Indifference is the key: you simply be indifferent. It is there – accept it. Bring your energies more and more towards trust and love – because it is the same energy which becomes doubt; it is the same energy which becomes trust. Remain indifferent to doubt. The moment you are indifferent your cooperation is broken, you are not feeding it – because it is through attention that anything is fed. If you pay attention to your doubt, even if you are against it, paying attention to it is dangerous because the very attention is the food; that is your cooperation. One has just to be indifferent, neither for nor against: don’t be for doubt, don’t be against doubt.
So now you will have to understand three words. One word is ”doubt,” another word is ”belief,” the third word is ”trust” or ”faith”. Doubt is a negative attitude towards anything. Whatsoever is said, first you look at it negatively. You are ` against it, and you will find reasons, rationalizations how to support your ”againstness.” Then there is the mind of belief. It is just like the mind of doubt only standing upside down; there is not much difference. This mind looks at things positively and tries to find reasons, rationalizations how to support it, how to be for it. The mind who doubts suppresses belief; the mind who believes suppresses doubt – but they both are of the same stuff; the quality is not different.
Then there is a third mind whose doubting has simply disappeared – and when doubt disappears, belief also disappears. Faith is not belief, it is love. Faith is not belief because it is not half, it is total. Faith is not belief because there is no doubt in it, so how can you believe? Faith is not a rationalization at all: neither for nor against, neither this nor that. Faith is a trusting, a deep trusting, a love. You don’t find any rationalizations for it, it simply is so. So what to do?

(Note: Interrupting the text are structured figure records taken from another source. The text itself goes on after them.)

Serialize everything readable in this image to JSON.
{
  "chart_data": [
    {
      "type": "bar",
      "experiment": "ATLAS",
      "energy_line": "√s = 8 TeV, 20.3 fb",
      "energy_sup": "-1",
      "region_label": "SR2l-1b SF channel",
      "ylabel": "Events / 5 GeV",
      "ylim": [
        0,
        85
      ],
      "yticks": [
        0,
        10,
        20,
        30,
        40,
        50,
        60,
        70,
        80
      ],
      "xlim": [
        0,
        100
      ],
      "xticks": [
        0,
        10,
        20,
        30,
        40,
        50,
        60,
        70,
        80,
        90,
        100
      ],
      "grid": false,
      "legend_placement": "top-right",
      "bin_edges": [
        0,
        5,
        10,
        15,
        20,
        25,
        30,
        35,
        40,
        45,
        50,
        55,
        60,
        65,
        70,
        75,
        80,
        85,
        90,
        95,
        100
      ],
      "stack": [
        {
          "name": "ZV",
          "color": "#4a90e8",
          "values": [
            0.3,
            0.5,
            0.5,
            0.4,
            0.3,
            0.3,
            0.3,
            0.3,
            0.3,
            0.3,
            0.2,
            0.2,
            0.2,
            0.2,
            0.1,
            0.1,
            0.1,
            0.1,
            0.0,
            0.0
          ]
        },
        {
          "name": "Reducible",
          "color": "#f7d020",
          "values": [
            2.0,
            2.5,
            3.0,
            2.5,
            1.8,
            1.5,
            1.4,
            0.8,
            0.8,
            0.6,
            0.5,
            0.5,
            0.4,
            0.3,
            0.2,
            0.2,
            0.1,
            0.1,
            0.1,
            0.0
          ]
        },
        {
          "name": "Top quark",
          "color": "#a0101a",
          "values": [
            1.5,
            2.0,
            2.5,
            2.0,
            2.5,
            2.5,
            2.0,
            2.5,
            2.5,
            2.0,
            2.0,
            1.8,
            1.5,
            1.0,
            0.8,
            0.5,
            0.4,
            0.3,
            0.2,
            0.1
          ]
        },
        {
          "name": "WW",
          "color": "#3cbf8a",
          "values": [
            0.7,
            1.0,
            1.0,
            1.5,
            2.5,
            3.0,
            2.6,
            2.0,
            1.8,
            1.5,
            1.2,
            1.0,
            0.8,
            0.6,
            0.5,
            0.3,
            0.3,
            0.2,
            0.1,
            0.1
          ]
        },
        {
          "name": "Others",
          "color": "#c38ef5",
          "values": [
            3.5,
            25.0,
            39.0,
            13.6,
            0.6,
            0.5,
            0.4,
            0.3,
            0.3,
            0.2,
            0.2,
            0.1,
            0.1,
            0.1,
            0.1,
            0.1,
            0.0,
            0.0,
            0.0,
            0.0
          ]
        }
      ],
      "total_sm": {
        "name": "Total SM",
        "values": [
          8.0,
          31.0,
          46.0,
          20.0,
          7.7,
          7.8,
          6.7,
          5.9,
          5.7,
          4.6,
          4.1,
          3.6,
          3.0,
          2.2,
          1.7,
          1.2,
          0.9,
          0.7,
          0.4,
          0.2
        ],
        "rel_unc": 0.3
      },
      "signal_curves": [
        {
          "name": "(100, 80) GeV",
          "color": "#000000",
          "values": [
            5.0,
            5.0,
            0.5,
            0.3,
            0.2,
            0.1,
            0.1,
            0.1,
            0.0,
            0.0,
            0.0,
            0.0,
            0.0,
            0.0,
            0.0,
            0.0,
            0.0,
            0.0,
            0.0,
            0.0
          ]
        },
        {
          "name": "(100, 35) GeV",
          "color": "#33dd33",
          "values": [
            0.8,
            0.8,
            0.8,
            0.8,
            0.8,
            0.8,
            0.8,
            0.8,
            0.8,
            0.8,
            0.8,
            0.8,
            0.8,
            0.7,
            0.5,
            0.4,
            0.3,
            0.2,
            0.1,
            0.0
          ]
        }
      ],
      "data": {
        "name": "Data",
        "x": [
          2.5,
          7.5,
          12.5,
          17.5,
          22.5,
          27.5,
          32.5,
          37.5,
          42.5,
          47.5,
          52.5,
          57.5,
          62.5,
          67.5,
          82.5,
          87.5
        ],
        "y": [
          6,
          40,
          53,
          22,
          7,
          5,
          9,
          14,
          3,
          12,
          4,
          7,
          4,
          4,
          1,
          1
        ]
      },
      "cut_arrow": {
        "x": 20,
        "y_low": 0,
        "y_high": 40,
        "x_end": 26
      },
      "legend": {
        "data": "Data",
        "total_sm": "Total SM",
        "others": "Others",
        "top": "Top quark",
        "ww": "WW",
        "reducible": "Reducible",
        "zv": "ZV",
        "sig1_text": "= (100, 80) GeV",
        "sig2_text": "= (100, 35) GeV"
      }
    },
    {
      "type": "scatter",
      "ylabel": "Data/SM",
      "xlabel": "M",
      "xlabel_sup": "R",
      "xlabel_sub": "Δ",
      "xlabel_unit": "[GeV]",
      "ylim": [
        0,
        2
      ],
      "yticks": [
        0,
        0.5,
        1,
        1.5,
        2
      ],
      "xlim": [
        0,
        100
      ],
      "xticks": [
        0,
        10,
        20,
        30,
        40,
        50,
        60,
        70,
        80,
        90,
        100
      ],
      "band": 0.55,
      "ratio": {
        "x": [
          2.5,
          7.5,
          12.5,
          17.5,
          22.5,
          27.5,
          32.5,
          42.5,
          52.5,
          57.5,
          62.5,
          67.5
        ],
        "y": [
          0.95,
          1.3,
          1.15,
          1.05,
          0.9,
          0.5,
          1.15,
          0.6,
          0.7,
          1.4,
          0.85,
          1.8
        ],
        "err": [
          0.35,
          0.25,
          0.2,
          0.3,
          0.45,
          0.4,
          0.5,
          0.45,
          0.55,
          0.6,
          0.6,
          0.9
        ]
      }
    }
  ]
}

Don’t create belief against faith. Just be indifferent to belief and doubt both, and bring your energies towards more and more love; love more, love unconditionally. Not only love me, because that is not possible: if you love, you simply love more. If you love, you simply exist in a more loving way – not only towards the master, but towards everything that exists around you: towards the trees and the stones, and the sky and the earth. You, your being, your very quality of being, becomes a love phenomenon. Then trust arises.